Na perspectiva de Maués (2004), existem três razões para as várias mudanças conceptuais do conceito de competência na educação. A primeira tem a ver com a deslocação do epicentro da aprendizagem da matéria a ser aprendida para colocar no centro o aluno. Isto representa uma mudança nas finalidades do ensino, passando-se a ter como objectivo o que o aluno deverá ser capaz de fazer e não as matérias, os conteúdos que ele deverá assimilar. A lógica da aprendizagem muda das disciplinas para as competências.

A segunda mudança é a passagem da aprendizagem centrada nas aquisições, para uma aprendizagem centrada no potencial de acção. Ou seja, os alunos aprendem, sabem muitas coisas, mas são considerados depositários de saberes mortos, na medida em que esses saberes não são utilizados em situação. Nesta perspectiva, a abordagem por competências tem a função de mobilizar os recursos para a resolução de problemas. Este aspecto destaca o lado prático e utilitarista da pedagogia das competências.

Na “economia do saber” o útil, o prático é o que pode ser colocado em acção de imediato, ou seja em situação. Nesta lógica alguns conhecimentos que não são solicitados pelo mercado, como os conhecimentos de filosofia, as questões da cultura como a apreciação de obras de arte, de uma literatura refinada e outras, certamente que não serão consideradas a partir desse “approche”, uma vez que, não serão exigidos pelo mercado, nem pela economia do saber.

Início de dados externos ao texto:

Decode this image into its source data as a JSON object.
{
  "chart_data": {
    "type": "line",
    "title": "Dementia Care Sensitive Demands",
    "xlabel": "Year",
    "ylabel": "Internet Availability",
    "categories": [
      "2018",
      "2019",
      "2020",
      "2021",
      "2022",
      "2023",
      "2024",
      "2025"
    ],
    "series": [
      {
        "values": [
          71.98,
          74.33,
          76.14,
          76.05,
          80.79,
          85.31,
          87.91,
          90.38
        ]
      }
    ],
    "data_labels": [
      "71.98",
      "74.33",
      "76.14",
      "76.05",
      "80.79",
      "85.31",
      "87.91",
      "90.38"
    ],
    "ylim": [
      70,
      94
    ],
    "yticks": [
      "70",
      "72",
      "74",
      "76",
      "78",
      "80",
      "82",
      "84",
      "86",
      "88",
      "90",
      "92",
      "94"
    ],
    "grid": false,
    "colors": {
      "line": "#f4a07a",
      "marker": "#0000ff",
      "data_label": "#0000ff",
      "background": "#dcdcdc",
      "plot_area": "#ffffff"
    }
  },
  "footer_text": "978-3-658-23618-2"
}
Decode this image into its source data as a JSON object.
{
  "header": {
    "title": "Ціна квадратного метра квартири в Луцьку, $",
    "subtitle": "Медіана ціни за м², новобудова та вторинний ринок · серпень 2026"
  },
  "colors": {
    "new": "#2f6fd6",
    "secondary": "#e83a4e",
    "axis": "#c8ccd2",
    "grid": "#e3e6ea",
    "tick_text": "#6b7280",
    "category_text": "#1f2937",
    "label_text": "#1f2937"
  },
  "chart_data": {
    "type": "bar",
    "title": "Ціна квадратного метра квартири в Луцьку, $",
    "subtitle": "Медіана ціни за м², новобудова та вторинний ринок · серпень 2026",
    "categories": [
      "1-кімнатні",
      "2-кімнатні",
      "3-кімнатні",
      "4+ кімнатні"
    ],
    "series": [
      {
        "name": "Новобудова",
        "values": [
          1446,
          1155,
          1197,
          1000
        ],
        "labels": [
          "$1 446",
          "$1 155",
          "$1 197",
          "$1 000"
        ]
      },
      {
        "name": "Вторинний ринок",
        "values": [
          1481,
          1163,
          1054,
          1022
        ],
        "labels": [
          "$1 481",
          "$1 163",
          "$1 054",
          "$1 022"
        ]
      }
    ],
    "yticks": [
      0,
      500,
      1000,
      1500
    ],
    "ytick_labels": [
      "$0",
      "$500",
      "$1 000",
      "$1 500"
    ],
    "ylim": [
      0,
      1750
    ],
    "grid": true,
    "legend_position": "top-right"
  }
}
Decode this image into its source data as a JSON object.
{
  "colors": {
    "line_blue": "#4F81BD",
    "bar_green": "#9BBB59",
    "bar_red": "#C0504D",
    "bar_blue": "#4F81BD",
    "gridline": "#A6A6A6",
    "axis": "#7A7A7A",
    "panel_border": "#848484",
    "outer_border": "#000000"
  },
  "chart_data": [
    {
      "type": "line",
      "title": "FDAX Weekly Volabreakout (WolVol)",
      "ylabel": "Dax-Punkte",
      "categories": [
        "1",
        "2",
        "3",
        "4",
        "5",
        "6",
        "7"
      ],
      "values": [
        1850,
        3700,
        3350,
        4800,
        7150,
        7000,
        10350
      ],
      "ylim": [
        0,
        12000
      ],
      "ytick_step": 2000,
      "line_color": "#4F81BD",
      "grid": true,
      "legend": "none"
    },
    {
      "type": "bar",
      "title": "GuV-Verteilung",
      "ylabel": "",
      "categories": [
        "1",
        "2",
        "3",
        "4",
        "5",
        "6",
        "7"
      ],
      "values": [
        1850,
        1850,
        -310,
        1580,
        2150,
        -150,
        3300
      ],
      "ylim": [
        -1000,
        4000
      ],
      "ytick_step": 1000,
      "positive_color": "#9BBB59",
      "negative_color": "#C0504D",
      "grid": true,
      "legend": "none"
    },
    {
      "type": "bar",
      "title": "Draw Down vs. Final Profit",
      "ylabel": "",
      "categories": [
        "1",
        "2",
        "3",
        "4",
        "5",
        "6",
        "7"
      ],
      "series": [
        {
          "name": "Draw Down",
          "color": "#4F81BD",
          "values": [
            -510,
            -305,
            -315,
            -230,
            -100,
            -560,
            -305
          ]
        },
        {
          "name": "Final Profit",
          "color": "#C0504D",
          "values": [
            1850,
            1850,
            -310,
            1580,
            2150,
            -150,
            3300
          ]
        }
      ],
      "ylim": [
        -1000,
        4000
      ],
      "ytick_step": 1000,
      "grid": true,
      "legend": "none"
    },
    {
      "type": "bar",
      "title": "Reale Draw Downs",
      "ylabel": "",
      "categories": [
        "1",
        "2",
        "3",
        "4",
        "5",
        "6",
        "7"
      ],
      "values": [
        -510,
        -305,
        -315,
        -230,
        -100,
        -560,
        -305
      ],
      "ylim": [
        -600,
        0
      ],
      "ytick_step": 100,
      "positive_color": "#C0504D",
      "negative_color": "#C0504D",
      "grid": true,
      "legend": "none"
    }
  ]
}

O terceiro aspecto que este autor coloca em questão refere-se à possibilidade da abordagem de competências transitar de uma aprendizagem do conhecimento para uma aprendizagem do “saber fazer” e do “saber reflectir”. Este aspecto coloca uma questão muito pertinente, que é, como deve ser feita a formação dos professores?

A problemática da formação dos professores é colocada identicamente por outros autores, que enxergam, uns de uma forma crítica, outros apoiando o papel do professor como o do acompanhante. Deste modo, a função do professor não é a transmissão de conhecimentos, mas ajudar os alunos a serem competentes. O papel do professor, na lógica das competências será então o de treinador.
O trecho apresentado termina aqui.